John's treatment of the captives soon proved controversial. The norm at that time was for captives to be treated with respect and to be kept in comfortable conditions; instead, a number disappeared, or were starved to death. Arthur himself disappeared, and while the circumstances of his death are disputed by historians, rumours began to spread that John had murdered him. The scandal caused many local counts to withdraw their support, including des Roches, greatly imperiling John's position in France.
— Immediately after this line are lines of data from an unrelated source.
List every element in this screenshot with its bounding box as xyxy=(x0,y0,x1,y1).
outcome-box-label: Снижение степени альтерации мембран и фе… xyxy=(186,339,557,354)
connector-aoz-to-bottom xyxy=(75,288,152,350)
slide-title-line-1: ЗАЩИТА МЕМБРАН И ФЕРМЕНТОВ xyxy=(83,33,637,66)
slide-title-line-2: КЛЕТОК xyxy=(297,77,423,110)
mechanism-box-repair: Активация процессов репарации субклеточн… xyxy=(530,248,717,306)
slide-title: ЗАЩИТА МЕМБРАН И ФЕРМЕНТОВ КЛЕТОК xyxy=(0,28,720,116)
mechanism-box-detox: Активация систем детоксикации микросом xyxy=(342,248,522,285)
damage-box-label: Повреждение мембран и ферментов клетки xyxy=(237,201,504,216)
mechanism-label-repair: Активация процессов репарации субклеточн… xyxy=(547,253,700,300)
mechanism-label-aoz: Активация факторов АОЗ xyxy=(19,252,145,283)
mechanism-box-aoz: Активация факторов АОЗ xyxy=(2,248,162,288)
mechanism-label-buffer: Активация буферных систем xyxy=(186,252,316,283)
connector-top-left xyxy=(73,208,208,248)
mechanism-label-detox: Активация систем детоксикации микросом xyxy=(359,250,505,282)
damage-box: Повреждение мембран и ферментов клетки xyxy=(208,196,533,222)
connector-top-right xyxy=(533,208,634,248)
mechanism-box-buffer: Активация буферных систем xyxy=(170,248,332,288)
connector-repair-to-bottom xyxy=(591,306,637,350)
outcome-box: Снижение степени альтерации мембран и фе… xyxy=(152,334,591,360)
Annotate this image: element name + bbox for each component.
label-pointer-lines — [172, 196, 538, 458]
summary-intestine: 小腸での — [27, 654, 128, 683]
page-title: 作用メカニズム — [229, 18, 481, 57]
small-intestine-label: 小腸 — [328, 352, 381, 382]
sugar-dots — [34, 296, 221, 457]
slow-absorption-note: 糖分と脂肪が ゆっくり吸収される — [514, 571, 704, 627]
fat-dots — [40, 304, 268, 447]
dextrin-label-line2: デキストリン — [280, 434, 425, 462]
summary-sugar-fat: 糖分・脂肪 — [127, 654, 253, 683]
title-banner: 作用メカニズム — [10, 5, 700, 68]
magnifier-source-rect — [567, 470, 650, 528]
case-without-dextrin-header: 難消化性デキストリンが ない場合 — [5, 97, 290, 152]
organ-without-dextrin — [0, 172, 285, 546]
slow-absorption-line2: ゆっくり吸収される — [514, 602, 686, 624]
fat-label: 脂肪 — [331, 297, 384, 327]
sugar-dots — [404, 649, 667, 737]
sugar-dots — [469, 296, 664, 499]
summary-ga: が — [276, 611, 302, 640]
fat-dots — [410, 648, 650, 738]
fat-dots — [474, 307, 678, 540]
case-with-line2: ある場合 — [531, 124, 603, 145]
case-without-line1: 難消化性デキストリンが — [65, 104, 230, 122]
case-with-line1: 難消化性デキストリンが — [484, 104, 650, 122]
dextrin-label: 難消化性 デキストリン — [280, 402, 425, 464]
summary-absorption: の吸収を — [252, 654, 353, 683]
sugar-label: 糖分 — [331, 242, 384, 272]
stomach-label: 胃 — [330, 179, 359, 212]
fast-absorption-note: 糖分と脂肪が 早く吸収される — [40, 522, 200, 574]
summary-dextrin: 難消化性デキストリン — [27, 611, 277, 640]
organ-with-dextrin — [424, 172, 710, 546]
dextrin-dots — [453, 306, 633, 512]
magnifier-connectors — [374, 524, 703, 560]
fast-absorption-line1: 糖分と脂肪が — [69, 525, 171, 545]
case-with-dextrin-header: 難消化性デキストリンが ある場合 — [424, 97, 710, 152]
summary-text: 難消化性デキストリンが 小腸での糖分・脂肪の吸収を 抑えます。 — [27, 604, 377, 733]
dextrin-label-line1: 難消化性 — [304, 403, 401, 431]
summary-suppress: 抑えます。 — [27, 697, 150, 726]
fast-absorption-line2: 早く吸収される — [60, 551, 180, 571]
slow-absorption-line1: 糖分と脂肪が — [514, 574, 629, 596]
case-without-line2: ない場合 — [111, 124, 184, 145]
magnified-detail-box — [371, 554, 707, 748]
For the next two years, John dealt so arrogantly with the counts of Anjou and Poitou that large numbers switched sides to support Philip II, who continued to incrementally advance from one hilltop castle to the next in Normandy. This culminated in the Siege of Château Gaillard, which ended in 1204. John's relief attempts were defeated, the castle fell, and his position in France was destroyed. Eleanor of Brittany's captivity prevented her from inheriting the Duchy of Brittany, thus ending Geoffrey Plantagenet's direct line. Alix of Thouars, Arthur's half-sister, became Duchess of Brittany instead.